Depuis le 18 juin 1994, le débat sur la sortie de la prohibition a progressé considérablement. Tour à tour, le Comité consultatif national d’éthique et la commission Henrion ont constaté l’échec de la politique de prohibition et recommandé une politique alternative à celle-ci. Une politique qui combinerait la réduction des risques pour l’héroïne (échange de seringues, "programmes méthadone") et une dépénalisation de l’usage du cannabis.

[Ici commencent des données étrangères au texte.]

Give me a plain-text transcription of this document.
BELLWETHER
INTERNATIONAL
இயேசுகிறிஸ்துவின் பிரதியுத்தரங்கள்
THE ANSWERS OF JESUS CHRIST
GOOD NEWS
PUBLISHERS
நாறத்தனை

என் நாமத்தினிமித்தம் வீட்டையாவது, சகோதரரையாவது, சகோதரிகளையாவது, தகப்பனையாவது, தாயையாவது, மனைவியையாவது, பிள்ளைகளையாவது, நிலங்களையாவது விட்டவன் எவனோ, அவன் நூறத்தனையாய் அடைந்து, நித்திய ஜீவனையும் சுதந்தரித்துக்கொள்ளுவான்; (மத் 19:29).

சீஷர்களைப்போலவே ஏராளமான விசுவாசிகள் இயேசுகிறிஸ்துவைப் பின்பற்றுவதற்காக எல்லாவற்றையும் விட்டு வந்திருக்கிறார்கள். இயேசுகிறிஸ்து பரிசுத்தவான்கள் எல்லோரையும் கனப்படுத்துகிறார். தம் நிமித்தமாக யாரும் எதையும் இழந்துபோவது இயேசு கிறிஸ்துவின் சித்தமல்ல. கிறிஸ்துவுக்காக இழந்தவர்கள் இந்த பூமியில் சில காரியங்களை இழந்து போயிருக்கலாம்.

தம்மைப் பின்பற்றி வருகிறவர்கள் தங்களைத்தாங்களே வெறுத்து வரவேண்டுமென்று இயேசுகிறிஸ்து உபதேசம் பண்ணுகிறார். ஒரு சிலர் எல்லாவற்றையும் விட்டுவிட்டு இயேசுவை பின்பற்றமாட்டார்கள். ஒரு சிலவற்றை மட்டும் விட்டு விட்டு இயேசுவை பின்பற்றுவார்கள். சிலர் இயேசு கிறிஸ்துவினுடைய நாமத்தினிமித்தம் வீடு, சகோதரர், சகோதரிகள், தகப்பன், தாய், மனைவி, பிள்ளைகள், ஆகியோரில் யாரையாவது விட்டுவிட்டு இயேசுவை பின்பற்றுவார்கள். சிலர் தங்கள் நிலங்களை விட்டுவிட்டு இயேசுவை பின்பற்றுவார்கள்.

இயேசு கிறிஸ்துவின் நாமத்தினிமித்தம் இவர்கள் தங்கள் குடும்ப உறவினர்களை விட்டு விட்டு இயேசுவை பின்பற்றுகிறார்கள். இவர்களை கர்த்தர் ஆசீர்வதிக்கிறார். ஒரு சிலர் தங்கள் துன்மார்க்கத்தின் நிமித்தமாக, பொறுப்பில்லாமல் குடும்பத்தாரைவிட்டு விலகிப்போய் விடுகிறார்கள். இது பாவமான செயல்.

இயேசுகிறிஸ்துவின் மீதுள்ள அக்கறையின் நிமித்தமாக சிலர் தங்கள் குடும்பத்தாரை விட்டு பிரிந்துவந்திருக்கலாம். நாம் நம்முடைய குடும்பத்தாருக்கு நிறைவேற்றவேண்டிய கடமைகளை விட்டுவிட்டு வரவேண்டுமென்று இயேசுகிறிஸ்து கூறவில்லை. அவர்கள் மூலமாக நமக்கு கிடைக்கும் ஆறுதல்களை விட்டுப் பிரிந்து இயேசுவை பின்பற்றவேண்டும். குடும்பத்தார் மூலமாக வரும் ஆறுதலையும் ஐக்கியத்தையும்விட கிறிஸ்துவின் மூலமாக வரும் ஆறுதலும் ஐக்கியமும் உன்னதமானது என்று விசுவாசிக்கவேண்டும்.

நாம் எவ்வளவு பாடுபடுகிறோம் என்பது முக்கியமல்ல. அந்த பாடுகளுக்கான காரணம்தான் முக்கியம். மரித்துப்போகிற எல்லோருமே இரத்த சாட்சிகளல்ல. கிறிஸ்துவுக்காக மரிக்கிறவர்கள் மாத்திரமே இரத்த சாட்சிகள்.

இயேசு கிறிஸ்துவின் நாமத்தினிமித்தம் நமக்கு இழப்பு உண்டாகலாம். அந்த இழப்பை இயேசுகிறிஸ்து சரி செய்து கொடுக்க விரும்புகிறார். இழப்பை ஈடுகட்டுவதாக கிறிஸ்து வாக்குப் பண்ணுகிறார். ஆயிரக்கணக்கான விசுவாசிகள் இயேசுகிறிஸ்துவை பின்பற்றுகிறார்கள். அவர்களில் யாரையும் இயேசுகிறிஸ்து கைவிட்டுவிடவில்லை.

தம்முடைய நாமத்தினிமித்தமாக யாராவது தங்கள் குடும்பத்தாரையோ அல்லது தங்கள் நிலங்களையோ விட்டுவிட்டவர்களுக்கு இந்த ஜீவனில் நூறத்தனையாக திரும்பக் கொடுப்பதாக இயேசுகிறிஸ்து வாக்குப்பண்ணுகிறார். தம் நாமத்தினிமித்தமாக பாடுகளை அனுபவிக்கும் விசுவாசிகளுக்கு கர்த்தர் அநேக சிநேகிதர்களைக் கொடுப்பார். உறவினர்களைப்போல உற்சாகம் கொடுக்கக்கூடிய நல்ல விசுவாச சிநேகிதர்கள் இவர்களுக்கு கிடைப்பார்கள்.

En fait, c’est le système néerlandais, tolérant et pragmatique, qui a, en dépit d’un environnement international hostile, remporté le plus de succès sur ces questions. Mais celui-ci arrive actuellement aux limites de ses possibilités. En effet, à cause des pressions internationales, les Pays-Bas sont obligés de rester dans un système ambigu où l’achat par le consommateur est toléré, de même que les lieux de vente, les fameux coffee-shops ; mais où le commerce, interdit, reste au mains des trafiquants, ce qui rend impossible une efficace réglementation de la distribution des drogues. Par ailleurs, le système croule sous l’afflux de touristes de la drogue et de junkies que les politiques répressives du reste de l’Europe dirigent sur son territoire. Enfin, la France - dont le bilan en matière de toxicomanie est particulièrement accablant -, exerce sur les Pays-Bas de fortes pressions politiques pour mettre fin à l’expérience néerlandaise.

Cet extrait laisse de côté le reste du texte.